On May 7th, Saudi Aramco released its financial report for the first quarter of 2024. The report revealed that the net profit for the quarter was SAR 1022.7 billion (approximately USD 272.7 billion), marking a 14.5% decline year-over-year. Operating income was SAR 4020.4 billion (approximately USD 1071.9 billion), a 3.7% decrease from the previous year. Additionally, capital expenditure rose to USD 10.832 billion, up from USD 8.746 billion the previous year, while free cash flow was USD 22.8 billion, below the previous year's USD 30.9 billion.
The decline in Saudi Aramco's performance for the quarter was primarily influenced by the dynamic changes in the global oil market supply and demand. Continuous production cuts by oil-producing countries and the uncertainty in the global economic recovery have impacted oil prices and sales volumes. Moreover, a decrease in profit margins in the refining and chemical sectors was a significant factor contributing to the revenue and profit declines. Despite these macroeconomic challenges, Saudi Aramco continued to pay USD 31 billion (equivalent to over CNY 220 billion) in basic dividends to shareholders, including the Saudi government, and plans to pay an additional USD 10.8 billion in performance-linked dividends in the second quarter. Furthermore, the total dividends for this year are expected to exceed those of 2023, reaching USD 124.3 billion, which includes USD 81.2 billion in basic dividends and USD 43.1 billion in performance-linked dividends.

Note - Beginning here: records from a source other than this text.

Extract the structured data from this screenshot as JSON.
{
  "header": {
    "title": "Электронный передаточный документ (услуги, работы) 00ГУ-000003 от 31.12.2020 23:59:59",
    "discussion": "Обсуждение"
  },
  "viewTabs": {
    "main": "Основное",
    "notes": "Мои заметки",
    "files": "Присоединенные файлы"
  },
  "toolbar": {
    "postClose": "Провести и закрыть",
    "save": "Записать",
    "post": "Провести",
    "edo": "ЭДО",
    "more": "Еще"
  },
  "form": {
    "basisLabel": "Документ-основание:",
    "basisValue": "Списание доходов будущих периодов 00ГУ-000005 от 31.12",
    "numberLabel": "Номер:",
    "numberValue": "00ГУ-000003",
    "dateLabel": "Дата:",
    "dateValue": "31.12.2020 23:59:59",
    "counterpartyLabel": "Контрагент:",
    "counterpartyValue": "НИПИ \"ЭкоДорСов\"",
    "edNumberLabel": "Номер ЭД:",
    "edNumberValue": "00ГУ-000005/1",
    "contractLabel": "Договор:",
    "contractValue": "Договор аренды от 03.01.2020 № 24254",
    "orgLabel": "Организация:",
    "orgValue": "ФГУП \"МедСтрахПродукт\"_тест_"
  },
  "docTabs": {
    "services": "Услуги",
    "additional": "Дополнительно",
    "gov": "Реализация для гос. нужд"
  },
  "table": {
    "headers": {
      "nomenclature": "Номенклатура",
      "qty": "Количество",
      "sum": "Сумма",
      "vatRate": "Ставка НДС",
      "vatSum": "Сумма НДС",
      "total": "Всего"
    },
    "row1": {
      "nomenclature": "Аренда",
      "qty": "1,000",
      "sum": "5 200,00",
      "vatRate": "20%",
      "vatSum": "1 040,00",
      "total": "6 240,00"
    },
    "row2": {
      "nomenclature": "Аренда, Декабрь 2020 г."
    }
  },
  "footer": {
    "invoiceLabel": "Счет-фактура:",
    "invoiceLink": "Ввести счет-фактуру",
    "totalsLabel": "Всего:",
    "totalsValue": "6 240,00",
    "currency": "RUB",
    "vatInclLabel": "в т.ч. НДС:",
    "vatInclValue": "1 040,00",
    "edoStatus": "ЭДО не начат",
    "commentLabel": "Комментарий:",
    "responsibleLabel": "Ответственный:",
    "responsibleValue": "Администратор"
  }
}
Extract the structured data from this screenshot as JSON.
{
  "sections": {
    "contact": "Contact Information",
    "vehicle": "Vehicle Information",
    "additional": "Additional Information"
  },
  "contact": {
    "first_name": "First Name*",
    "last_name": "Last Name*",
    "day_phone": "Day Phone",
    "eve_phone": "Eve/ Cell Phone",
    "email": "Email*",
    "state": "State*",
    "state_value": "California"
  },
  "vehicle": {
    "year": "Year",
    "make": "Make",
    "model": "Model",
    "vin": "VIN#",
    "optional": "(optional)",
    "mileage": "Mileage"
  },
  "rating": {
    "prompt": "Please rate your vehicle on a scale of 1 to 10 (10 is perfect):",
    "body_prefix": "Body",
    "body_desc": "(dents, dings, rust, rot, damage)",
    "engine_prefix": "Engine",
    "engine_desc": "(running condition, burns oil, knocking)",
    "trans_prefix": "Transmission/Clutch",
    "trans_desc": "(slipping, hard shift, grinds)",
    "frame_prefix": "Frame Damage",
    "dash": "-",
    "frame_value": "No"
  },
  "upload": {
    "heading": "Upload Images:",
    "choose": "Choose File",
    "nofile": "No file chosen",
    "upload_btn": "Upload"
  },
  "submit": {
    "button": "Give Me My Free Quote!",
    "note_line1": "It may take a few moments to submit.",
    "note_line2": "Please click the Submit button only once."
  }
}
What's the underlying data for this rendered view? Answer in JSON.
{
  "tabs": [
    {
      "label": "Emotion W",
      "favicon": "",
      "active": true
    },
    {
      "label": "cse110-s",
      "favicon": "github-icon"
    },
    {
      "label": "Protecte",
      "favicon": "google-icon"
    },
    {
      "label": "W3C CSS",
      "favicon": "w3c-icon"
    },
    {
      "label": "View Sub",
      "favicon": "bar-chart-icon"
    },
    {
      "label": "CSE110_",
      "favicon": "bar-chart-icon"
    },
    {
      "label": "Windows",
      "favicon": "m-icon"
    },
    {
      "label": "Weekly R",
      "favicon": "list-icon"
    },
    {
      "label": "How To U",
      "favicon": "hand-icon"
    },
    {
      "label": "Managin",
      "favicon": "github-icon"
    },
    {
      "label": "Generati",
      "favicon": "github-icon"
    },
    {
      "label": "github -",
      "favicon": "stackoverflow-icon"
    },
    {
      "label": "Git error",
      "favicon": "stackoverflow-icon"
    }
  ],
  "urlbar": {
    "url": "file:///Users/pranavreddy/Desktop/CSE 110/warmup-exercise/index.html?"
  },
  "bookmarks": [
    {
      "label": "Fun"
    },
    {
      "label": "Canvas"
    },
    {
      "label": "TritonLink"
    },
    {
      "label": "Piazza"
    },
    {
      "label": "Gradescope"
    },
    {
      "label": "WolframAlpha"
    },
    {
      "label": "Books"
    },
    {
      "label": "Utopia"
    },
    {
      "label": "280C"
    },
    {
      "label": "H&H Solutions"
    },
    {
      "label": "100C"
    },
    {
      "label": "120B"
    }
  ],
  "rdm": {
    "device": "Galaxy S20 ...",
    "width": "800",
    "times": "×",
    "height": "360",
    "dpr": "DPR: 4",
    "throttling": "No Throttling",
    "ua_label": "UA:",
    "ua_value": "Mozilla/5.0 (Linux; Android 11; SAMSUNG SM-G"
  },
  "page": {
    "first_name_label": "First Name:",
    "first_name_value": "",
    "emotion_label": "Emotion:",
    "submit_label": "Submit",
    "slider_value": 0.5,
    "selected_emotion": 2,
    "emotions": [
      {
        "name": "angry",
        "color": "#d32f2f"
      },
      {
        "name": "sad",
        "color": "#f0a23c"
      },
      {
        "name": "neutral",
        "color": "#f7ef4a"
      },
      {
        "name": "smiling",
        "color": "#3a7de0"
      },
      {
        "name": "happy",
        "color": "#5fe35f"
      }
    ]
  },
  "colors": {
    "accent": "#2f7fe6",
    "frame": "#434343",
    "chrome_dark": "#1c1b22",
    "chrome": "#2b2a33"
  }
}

To support oil prices and maintain competitiveness in the market, Saudi Aramco recently announced an increase in the official selling price of Arabian Light crude oil to Asian markets. The company plans to continue its production cut strategy to stabilize and boost oil prices while also actively adjusting its sales strategy to adapt to market changes. Additionally, Saudi Aramco is intensifying its investments in the Chinese market, particularly in emissions reduction, material research and development, and the chemical industry. Recently, Saudi Aramco's President and CEO Amin H. Nasser emphasized the importance of cooperation with Chinese strategic partners. On April 22nd, Hengli Group signed a Memorandum of Understanding with Saudi Aramco to discuss strategic cooperation in crude oil supply, raw material supply, product procurement, and technology licensing. Saudi Aramco also intends to purchase an additional 10% plus one share of Hengli Petrochemical from Hengli Group, further deepening the cooperation between the two parties.